Lakes Region General Hospital Files For Bankruptcy, Will Continue Treating Patients | New Hampshire Public Radio

Lakes Region General Hospital Files For Bankruptcy, Will Continue Treating Patients

Oct 19, 2020

Credit Via LRGHealthcare on Facebook

LRGHealthcare, which operates Lakes Region General Hospital and Franklin Regional Hospital, is filing for Chapter 11 bankruptcy protection, citing a huge debt load and other financial strains compounded by the coronavirus pandemic.

The Laconia-based health care entity, however, says it may have found a buyer in Concord Hospital, which submitted a $30 million bid to purchase its assets.

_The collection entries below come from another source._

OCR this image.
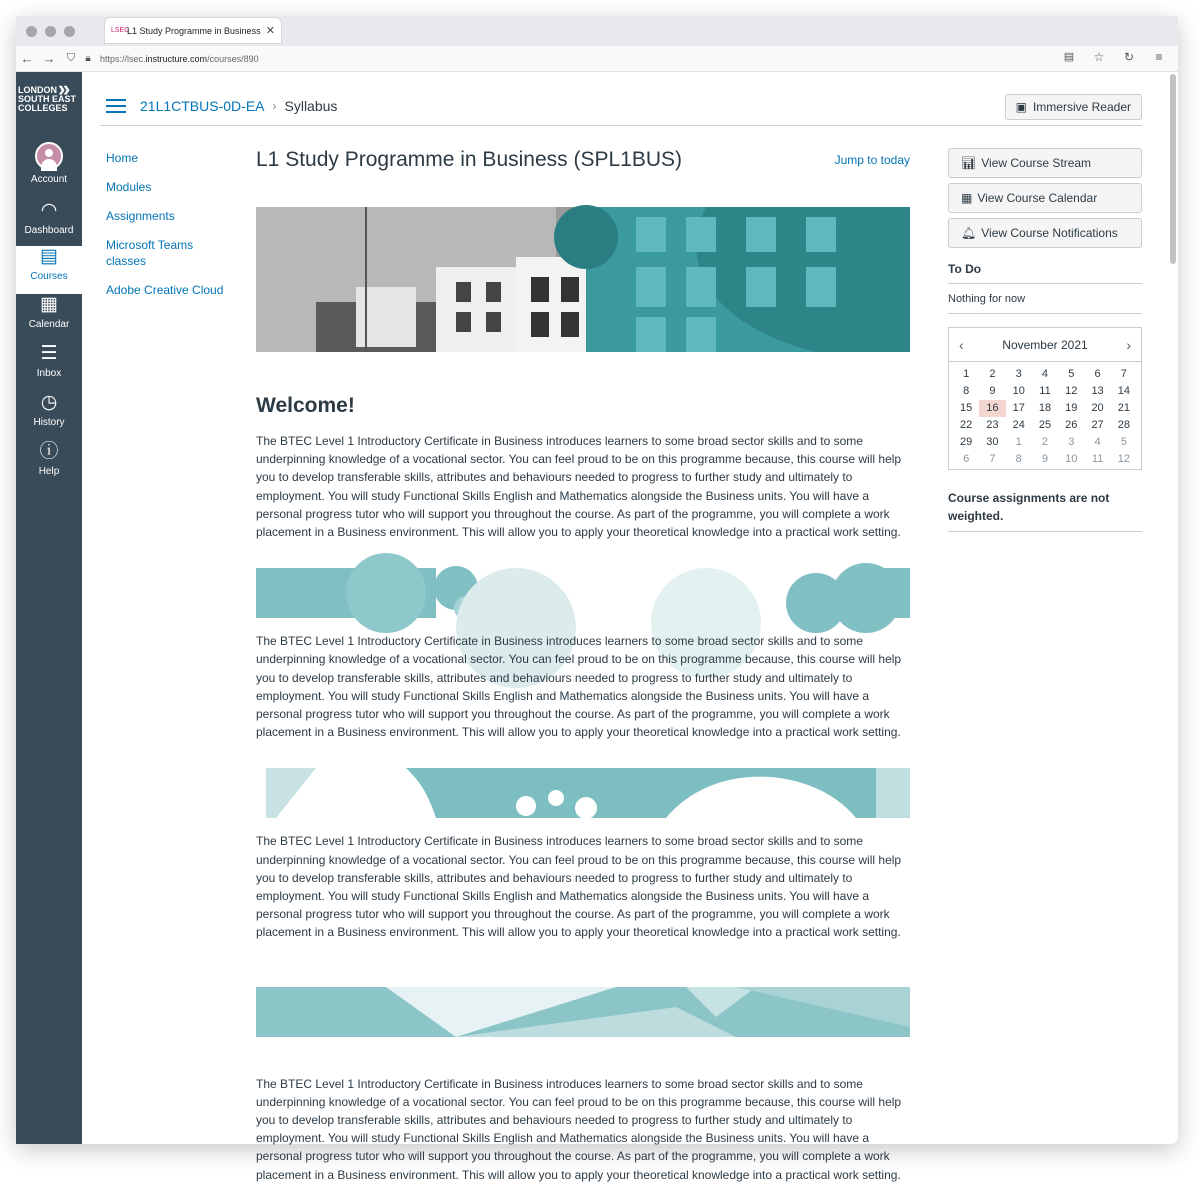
LSEC
L1 Study Programme in Business ✕
← →	⛉	🔒︎	https://lsec.instructure.com/courses/890	▤	☆	↻	≡
LONDON
SOUTH EAST
COLLEGES
»
Account
◠
Dashboard
▤
Courses
▦
Calendar
☰
Inbox
◷
History
ⓘ
Help
21L1CTBUS-0D-EA › Syllabus	▣ Immersive Reader
Home
Modules
Assignments
Microsoft Teams classes
Adobe Creative Cloud
L1 Study Programme in Business (SPL1BUS)	Jump to today
Welcome!

The BTEC Level 1 Introductory Certificate in Business introduces learners to some broad sector skills and to some underpinning knowledge of a vocational sector. You can feel proud to be on this programme because, this course will help you to develop transferable skills, attributes and behaviours needed to progress to further study and ultimately to employment. You will study Functional Skills English and Mathematics alongside the Business units. You will have a personal progress tutor who will support you throughout the course. As part of the programme, you will complete a work placement in a Business environment. This will allow you to apply your theoretical knowledge into a practical work setting.

The BTEC Level 1 Introductory Certificate in Business introduces learners to some broad sector skills and to some underpinning knowledge of a vocational sector. You can feel proud to be on this programme because, this course will help you to develop transferable skills, attributes and behaviours needed to progress to further study and ultimately to employment. You will study Functional Skills English and Mathematics alongside the Business units. You will have a personal progress tutor who will support you throughout the course. As part of the programme, you will complete a work placement in a Business environment. This will allow you to apply your theoretical knowledge into a practical work setting.

The BTEC Level 1 Introductory Certificate in Business introduces learners to some broad sector skills and to some underpinning knowledge of a vocational sector. You can feel proud to be on this programme because, this course will help you to develop transferable skills, attributes and behaviours needed to progress to further study and ultimately to employment. You will study Functional Skills English and Mathematics alongside the Business units. You will have a personal progress tutor who will support you throughout the course. As part of the programme, you will complete a work placement in a Business environment. This will allow you to apply your theoretical knowledge into a practical work setting.

The BTEC Level 1 Introductory Certificate in Business introduces learners to some broad sector skills and to some underpinning knowledge of a vocational sector. You can feel proud to be on this programme because, this course will help you to develop transferable skills, attributes and behaviours needed to progress to further study and ultimately to employment. You will study Functional Skills English and Mathematics alongside the Business units. You will have a personal progress tutor who will support you throughout the course. As part of the programme, you will complete a work placement in a Business environment. This will allow you to apply your theoretical knowledge into a practical work setting.

📊︎ View Course Stream
▦ View Course Calendar
🔔︎ View Course Notifications
To Do
Nothing for now
‹	November 2021	›
1	2	3	4	5	6	7
8	9	10	11	12	13	14
15	16	17	18	19	20	21
22	23	24	25	26	27	28
29	30	1	2	3	4	5
6	7	8	9	10	11	12
Course assignments are not weighted.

The joint announcements made Monday were months in the making for LRGHealthcare. The facility announced a major round of furloughs in April, and said at that time it had only six weeks of cash on hand to meet its expenses.

“We have known for some time that our current reality is not sustainable for the long term, and minor fixes will not get us where we need to be,” said Kevin Donovan, LRGHealthcare CEO in a statement. “Even before the significant impact of COVID-19, we were bearing a substantial financial burden.”

The non-profit hospital was carrying more than $112 million in debt, according to Donovan, largely due to outstanding mortgage payments and the cost of converting to electronic health records.  Revenues during the pandemic were initially off by 60 percent as LRGHealthcare along with hospitals around the country shuttered elective procedures to preserve PPE and prepare for a possible surge in coronavirus patients.

LRGHealthcare received $5.25 million in zero-interest loans through a state program, as well as additional emergency aid from the federal government through the CARES Act. 

Lakes Region General Hospital is licensed to operate 137 beds, while Franklin Regional is a 35-bed facility. The facilities will remain open and treat patients while the entity moves through the bankruptcy process.

While Concord Hospital has submitted an offer, LRGHealthcare says it will ultimately be up to the courts to decide what happens to its assets. Other health care entities will also be able to make bids, with an auction likely to take place in December, according to the hospital.

(Editor's note: this story was updated with additional information.)